Suspicions of interference with BFMTV: journalist Rachid M’Barki implicated for having collaborated with an Israeli pharmacy

the essential
The Radio France investigation unit, alongside the Forbidden Stories consortium, claims that the continuous news channel BFMTV broadcast images provided by an Israeli disinformation agency. This same agency is run by former members of the army and the secret services.

The case against the presenter of BFM TV Rachid M’Barki, implicated for subjects having suffered an external influence, is linked to a vast disinformation enterprise piloted by an Israeli pharmacy, reveals this Wednesday, February 15 an investigation by an international consortium of 100 journalists. “There is no doubt that BFM is a victim in this story, when one of ours short-circuits the hierarchical chain, that poses a problem”, reacted Wednesday the director general of the info channel, Marc-Olivier Fogiel, on France Interafter launching an internal investigation and suspending the 54-year-old journalist.
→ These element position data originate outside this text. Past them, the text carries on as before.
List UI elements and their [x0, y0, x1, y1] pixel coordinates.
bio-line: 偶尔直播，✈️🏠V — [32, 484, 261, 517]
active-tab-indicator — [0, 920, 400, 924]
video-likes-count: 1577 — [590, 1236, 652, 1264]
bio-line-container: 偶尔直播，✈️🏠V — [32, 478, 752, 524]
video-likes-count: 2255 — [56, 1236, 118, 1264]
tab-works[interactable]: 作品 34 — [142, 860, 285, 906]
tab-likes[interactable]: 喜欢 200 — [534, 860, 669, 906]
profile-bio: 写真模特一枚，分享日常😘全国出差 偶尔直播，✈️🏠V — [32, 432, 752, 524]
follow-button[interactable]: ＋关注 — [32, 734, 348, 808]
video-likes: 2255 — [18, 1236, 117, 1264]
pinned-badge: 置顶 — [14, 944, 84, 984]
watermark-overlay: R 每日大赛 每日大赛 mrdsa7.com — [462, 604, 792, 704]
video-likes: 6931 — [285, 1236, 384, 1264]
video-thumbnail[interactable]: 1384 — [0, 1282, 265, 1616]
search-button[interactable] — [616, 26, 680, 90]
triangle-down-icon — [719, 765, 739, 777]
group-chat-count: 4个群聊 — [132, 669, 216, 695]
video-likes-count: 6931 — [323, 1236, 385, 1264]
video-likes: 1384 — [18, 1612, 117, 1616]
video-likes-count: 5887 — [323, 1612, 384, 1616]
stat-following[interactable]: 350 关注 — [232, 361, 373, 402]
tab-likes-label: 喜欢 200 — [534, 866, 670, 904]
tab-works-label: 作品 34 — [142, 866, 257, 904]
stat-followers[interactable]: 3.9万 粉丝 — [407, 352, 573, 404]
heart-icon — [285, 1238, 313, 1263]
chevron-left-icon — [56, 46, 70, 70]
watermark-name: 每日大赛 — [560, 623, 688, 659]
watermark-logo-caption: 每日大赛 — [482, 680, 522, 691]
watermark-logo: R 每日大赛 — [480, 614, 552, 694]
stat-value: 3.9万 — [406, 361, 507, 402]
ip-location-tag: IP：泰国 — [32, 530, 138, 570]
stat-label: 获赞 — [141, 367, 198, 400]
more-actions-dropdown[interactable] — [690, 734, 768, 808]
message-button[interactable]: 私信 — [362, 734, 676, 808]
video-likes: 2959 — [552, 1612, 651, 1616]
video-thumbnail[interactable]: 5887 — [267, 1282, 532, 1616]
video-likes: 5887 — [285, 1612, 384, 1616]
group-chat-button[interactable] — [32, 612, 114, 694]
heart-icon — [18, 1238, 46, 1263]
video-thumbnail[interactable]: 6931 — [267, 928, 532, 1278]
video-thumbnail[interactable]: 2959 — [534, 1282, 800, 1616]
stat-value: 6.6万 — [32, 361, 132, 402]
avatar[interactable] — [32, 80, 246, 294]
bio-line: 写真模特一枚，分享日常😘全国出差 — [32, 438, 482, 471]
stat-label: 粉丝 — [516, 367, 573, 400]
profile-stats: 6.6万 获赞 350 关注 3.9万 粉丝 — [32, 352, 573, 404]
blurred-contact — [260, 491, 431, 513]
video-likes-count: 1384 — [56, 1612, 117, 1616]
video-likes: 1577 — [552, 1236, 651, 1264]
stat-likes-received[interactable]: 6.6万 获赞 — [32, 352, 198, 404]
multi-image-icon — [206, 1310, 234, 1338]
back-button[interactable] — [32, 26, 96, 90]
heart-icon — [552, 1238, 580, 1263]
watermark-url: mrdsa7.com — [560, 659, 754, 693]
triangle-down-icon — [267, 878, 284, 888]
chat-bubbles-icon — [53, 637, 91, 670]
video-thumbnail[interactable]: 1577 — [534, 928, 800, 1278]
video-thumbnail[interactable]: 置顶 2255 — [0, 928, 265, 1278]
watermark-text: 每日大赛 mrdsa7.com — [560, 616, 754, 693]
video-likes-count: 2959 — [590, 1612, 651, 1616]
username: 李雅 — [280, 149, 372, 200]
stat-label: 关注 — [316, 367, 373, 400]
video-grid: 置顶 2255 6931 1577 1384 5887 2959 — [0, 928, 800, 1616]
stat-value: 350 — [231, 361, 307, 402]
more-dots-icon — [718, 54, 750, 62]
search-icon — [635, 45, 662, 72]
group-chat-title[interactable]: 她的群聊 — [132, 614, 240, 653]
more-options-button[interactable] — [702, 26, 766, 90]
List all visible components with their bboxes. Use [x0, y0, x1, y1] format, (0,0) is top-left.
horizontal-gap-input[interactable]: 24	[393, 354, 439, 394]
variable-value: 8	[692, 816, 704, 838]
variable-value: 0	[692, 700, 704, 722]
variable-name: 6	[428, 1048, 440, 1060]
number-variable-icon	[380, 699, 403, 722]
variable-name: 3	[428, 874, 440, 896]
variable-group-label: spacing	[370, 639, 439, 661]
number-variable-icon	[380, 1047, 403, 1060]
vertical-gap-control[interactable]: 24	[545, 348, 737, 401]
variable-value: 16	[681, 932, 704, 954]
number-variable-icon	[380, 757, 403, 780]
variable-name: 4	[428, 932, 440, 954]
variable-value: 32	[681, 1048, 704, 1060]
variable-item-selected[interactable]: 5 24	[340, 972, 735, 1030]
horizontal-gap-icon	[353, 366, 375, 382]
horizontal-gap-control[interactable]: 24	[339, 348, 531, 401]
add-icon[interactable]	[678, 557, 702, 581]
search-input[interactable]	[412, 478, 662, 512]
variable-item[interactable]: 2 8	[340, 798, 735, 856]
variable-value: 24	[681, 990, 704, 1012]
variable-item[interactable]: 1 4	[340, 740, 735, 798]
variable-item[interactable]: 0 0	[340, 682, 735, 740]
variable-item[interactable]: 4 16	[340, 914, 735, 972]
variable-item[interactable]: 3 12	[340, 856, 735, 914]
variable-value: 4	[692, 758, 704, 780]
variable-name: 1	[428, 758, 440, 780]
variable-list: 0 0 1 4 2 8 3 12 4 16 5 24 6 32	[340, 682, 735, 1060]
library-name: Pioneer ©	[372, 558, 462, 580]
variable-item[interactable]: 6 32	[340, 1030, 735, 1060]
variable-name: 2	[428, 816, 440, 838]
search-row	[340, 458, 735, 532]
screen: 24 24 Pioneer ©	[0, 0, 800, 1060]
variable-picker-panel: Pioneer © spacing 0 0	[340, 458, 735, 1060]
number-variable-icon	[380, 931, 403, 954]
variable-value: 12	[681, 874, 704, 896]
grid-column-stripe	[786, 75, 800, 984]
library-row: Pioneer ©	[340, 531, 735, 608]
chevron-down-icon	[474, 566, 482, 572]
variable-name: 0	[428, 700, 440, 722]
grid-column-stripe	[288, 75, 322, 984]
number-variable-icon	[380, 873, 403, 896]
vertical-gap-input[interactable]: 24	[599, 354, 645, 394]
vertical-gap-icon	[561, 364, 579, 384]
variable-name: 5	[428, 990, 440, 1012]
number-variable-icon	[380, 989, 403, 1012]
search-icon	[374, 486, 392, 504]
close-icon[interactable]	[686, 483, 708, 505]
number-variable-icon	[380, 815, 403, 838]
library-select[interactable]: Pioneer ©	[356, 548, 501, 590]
According to this investigation by the collective of journalists Forbidden Storiesto which the investigation unit of French Radio And The world, this affair is linked to a vast disinformation enterprise led by an Israeli pharmacy, which would sell its services all over the world. The investigative journalists were able to meet a manager of this pharmacy in Israel, referred to as “Team Jorge”. He told them, with a demonstration, that he could automatically create fake online accounts, automatically generate content on social networks or hack emails or accounts. Telegramto influence election campaigns in particular.

Last minute pictures

In the case of Rachid M’Barki on BFM TV, the briefs broadcast related to the Russian oligarchs, in Qatar, in Sudan, in Cameroon, or even in Western Sahara and would have been “provided turnkey on behalf of foreign clients”, according to the investigative consortium. The first news channel in France had opened an internal investigation in January due to suspicions against Rachid M’Barki.

According to Marc-Olivier Fogiel, the presenter “managed to ask for (some) images at the last minute” to illustrate briefs, “once the editor-in-chief was taken on another installment and had validated his entire diary “. Questioned in January by the site Politico, Rachid M’Barki had admitted to having “used information which (him) came from informants” and which “did not necessarily follow the usual course of writing”. “They were all real and verified (…) I’m not ruling anything out, maybe I was tricked, I didn’t feel like it was or that I was part of a fraud operation. I don’t know what else I wouldn’t have done it,” he continued.